Florida ex-felons push back restrictions on right to vote

By Cindy Jaquith
November 11, 2019

MIAMI — The state of Florida cannot require ex-felons to pay all outstanding court fees, fines and restitution before they are allowed to vote, a federal judge here ruled Oct. 18. This decision is the latest development in the fight to force Democratic and Republican politicians to implement Amendment 4, which restores the right of former felons in Florida to vote, except those convicted of murder or sex crimes. The popular measure was adopted by more than 64% in November 2018.

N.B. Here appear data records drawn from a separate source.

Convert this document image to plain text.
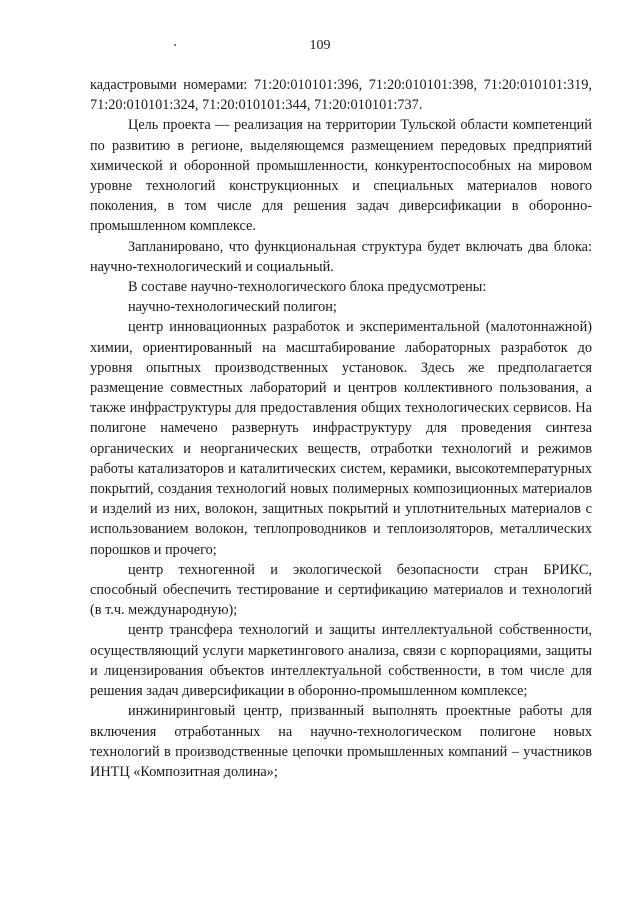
109

кадастровыми номерами: 71:20:010101:396, 71:20:010101:398, 71:20:010101:319, 71:20:010101:324, 71:20:010101:344, 71:20:010101:737.

Цель проекта — реализация на территории Тульской области компетенций по развитию в регионе, выделяющемся размещением передовых предприятий химической и оборонной промышленности, конкурентоспособных на мировом уровне технологий конструкционных и специальных материалов нового поколения, в том числе для решения задач диверсификации в оборонно-промышленном комплексе.

Запланировано, что функциональная структура будет включать два блока: научно-технологический и социальный.

В составе научно-технологического блока предусмотрены:

научно-технологический полигон;

центр инновационных разработок и экспериментальной (малотоннажной) химии, ориентированный на масштабирование лабораторных разработок до уровня опытных производственных установок. Здесь же предполагается размещение совместных лабораторий и центров коллективного пользования, а также инфраструктуры для предоставления общих технологических сервисов. На полигоне намечено развернуть инфраструктуру для проведения синтеза органических и неорганических веществ, отработки технологий и режимов работы катализаторов и каталитических систем, керамики, высокотемпературных покрытий, создания технологий новых полимерных композиционных материалов и изделий из них, волокон, защитных покрытий и уплотнительных материалов с использованием волокон, теплопроводников и теплоизоляторов, металлических порошков и прочего;

центр техногенной и экологической безопасности стран БРИКС, способный обеспечить тестирование и сертификацию материалов и технологий (в т.ч. международную);

центр трансфера технологий и защиты интеллектуальной собственности, осуществляющий услуги маркетингового анализа, связи с корпорациями, защиты и лицензирования объектов интеллектуальной собственности, в том числе для решения задач диверсификации в оборонно-промышленном комплексе;

инжиниринговый центр, призванный выполнять проектные работы для включения отработанных на научно-технологическом полигоне новых технологий в производственные цепочки промышленных компаний – участников ИНТЦ «Композитная долина»;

An estimated 1.4 million workers have been denied their right to vote in Florida. “Historically, Florida disenfranchised a higher percentage of its adult citizens than any other state in the United States, more than 10 percent of the overall voting age population, and more than 21 percent of the African-American voting age population,” the NAACP Legal Defense and Educational Fund said in its court brief calling for state law SB 7066 to be overturned.

After Amendment 4 passed, the Florida state legislature retaliated by adopting new restrictions requiring ex-felons to first pay all court fees before they can legally register to vote. Otherwise they are committing a crime and can be sent back to prison.

Seventeen former prisoners challenged this reactionary law, whose goal was to limit the franchise. The American Civil Liberties Union, NAACP Legal Defense and Educational Fund, Southern Poverty Law Center, and Campaign Legal Center filed legal challenges to the law on their behalf.

These suits were consolidated into one case by federal Judge Robert Hinkle, who issued a preliminary injunction Oct. 18 saying the state cannot use a person’s inability to pay court fines to deny their basic right to vote. This ruling initially will affect only the 17 who filed the suit, not all ex-felons. The decision will stand until the lawsuits go to trial, scheduled for April 2020.

Hinkle said that it is not unconstitutional for the state to demand all fees be paid prior to restoring someone’s voting rights, but the government cannot force a person to pay the fees if they can’t afford to. Given the pervasive job discrimination workers with a record face, many will never be able to pay off the debt.

“What the state did is impose a modern-day poll tax, the type of discriminatory law that was used in past decades to bar the right to vote for Blacks,” Anthony Dutrow, Socialist Workers Party candidate for Miami City Commission, told the Militant Oct. 20. “The fight to overturn this reactionary law is in the interests of all working people.”

There is a class bias involved in SB 7066, James Harden, a Walmart worker in Miami, told this correspondent. “The kind of sentence and the type of jail conditions a rich person gets is very different from the rest of us,” Harden said. “The majority in this state voted to let ex-felons vote. I’m opposed to any effort to take that back.”